The woman puts her hands in her lap and studies them as if she just caught sight of them for the first time and wonders what in the name of God they’re doing there.
“Your grandmother brought him here to talk about the war. She thought I’d be able to help him, but he got scared of me. He got scared of all my questions and scared of . . . of his memories, I think,” she says at last. “He has seen many, many wars. He has lived almost his whole life at war, in one way or another. It does . . . does unbearable things to a human.”
“Why does he carry on like that with his hands?”
“Sorry?”
“He washes his hands all the time. Like he’s trying to wash off a smell of poo, sort of thing.”
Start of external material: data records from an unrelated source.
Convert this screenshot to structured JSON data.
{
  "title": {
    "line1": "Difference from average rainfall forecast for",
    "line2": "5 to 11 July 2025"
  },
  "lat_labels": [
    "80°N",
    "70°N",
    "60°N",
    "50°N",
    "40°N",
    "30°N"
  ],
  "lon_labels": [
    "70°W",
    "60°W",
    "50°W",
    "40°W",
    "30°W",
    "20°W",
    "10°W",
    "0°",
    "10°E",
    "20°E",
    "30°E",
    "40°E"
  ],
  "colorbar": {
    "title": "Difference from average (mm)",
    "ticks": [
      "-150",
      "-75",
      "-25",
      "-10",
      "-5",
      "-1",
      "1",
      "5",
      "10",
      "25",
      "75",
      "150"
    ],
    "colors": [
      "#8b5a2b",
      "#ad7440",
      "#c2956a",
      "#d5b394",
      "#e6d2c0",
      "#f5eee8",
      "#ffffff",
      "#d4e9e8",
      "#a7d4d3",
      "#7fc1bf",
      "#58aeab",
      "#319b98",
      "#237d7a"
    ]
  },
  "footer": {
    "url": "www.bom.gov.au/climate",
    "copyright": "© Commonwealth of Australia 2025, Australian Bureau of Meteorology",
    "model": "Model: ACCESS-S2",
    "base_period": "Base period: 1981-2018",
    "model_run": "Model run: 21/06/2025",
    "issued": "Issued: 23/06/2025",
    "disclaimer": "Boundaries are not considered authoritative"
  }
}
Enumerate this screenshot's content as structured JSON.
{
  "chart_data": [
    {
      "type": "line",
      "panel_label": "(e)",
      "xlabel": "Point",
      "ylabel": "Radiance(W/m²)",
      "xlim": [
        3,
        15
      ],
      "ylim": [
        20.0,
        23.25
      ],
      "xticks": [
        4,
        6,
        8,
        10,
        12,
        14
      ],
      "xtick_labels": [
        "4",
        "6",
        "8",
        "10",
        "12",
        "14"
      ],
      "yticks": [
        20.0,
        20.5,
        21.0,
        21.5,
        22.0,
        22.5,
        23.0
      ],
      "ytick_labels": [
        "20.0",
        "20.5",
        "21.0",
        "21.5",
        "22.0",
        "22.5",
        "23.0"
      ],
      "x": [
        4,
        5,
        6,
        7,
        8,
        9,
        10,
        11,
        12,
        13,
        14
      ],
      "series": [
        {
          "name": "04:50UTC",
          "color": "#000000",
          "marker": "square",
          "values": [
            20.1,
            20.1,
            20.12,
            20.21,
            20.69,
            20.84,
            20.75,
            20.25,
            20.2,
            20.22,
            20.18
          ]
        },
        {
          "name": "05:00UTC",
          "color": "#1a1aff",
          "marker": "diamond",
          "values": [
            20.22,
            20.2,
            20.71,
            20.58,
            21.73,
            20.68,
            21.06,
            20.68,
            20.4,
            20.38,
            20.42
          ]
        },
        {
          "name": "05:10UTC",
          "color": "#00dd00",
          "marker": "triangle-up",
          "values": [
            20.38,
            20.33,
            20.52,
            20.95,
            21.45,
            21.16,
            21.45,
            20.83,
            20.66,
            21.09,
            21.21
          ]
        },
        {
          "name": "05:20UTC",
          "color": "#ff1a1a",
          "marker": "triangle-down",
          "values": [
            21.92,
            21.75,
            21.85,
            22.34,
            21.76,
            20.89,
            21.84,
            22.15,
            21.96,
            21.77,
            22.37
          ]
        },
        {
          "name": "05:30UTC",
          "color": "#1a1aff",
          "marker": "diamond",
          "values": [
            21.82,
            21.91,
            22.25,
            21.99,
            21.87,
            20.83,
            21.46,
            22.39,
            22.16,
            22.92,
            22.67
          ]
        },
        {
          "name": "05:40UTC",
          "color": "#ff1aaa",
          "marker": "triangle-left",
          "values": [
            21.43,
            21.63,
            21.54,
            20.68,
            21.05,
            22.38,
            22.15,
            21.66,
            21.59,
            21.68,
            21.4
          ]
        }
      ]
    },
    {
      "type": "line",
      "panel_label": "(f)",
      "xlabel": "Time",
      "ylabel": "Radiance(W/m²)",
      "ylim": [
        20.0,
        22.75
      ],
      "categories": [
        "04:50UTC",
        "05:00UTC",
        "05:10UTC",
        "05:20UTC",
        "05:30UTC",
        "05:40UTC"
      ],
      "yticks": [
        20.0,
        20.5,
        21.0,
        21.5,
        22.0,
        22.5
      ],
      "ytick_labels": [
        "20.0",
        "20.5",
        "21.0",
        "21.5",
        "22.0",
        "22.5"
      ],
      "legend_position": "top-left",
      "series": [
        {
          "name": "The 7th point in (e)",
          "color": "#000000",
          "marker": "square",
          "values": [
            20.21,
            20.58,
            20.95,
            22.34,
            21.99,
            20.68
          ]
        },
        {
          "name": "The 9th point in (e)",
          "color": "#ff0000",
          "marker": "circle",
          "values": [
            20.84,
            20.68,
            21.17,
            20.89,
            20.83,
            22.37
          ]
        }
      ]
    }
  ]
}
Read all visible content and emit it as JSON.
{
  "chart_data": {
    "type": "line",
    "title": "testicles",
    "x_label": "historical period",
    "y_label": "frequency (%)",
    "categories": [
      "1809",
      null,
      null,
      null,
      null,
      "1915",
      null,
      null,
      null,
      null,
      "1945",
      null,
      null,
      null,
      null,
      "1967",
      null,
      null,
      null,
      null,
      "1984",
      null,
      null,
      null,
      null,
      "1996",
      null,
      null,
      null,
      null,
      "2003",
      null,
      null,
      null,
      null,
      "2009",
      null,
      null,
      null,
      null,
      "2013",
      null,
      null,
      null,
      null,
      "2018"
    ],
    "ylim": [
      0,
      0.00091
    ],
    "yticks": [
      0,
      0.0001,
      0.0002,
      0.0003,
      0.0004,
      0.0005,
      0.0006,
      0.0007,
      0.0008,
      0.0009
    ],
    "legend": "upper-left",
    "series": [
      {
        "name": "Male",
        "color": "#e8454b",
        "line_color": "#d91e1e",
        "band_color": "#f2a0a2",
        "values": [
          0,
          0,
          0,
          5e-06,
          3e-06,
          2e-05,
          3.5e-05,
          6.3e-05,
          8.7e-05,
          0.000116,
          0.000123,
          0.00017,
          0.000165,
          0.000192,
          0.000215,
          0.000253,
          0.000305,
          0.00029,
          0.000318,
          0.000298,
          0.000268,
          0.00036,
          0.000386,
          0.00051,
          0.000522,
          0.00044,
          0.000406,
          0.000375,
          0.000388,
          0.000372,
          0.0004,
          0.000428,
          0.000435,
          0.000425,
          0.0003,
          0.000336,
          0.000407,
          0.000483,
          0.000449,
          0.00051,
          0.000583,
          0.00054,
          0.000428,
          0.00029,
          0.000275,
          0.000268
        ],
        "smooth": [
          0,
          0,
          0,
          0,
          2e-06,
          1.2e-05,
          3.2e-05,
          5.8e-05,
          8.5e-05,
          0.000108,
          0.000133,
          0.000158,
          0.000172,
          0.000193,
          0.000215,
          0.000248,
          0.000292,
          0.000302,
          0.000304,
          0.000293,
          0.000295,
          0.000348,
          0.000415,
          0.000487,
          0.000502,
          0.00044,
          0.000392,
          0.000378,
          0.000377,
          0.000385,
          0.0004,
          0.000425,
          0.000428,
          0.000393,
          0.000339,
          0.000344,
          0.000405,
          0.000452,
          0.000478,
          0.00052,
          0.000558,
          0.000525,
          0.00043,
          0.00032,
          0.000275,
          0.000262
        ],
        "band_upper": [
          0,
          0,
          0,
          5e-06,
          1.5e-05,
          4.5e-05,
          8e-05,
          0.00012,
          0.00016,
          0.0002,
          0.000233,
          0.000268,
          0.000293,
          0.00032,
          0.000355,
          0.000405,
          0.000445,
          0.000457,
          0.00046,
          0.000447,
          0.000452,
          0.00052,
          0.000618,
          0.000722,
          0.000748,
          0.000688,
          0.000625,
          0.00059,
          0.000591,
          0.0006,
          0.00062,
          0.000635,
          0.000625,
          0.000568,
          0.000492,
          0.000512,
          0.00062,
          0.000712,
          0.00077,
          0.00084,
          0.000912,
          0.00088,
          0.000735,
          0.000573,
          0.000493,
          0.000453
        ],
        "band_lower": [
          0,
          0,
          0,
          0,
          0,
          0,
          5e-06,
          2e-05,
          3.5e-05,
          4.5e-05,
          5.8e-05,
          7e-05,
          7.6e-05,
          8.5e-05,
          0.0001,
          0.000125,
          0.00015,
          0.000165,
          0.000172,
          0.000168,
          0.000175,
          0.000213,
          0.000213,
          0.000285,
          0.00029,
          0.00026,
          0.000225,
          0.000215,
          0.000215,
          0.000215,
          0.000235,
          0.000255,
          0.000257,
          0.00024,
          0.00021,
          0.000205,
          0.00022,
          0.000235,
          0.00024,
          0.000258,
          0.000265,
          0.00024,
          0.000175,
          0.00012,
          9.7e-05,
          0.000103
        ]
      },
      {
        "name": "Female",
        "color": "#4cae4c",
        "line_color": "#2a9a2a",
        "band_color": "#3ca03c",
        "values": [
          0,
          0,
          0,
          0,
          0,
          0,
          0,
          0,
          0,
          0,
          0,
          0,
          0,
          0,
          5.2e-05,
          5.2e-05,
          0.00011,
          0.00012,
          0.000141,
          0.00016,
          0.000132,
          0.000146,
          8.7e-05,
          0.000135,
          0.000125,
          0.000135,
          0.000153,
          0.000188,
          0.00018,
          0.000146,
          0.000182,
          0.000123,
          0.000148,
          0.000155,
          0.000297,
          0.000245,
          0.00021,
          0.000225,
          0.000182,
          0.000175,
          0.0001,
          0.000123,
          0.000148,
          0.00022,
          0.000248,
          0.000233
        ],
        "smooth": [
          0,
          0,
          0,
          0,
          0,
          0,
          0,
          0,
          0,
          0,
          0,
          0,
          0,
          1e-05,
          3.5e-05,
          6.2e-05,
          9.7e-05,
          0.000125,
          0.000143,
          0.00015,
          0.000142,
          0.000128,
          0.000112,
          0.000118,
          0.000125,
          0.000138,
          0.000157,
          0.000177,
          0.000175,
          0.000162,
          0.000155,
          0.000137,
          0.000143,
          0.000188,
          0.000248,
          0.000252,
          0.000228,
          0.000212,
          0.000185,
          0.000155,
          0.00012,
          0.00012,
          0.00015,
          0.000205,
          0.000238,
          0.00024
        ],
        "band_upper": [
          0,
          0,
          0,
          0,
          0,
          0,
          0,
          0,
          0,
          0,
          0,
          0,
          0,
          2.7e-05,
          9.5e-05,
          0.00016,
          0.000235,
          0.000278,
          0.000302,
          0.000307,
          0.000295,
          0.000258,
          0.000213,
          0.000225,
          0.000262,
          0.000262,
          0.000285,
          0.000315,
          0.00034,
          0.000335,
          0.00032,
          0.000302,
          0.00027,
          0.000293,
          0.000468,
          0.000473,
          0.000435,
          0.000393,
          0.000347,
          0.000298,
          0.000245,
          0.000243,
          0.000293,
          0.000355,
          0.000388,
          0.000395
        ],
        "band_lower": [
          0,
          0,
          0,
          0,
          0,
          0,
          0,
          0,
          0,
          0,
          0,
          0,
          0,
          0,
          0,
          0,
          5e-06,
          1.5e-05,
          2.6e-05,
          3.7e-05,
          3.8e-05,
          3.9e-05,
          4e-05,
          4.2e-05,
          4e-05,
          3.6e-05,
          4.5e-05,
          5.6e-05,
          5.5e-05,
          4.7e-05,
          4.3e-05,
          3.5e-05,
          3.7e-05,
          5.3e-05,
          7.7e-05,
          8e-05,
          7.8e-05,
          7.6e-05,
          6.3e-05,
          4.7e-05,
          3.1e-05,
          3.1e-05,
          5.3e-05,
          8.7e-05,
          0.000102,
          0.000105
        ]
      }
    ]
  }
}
“Sometimes the brain does strange things to one after a tragedy. I think maybe he’s trying to wash away . . .”
She becomes silent. Looks down.
“What?” Elsa demands to know.
“ . . . the blood,” the woman concludes, emptily.
“Has he killed someone?”
“I don’t know.”
“Is he sick in the head?”
“Excuse me?”
“You’re a terropist, aren’t you?”
“Yes.”
“Can’t they be fixed, people who are sick in the head? Maybe it’s sort of rude to call them sick. Is it? Is he all broken up in the head?”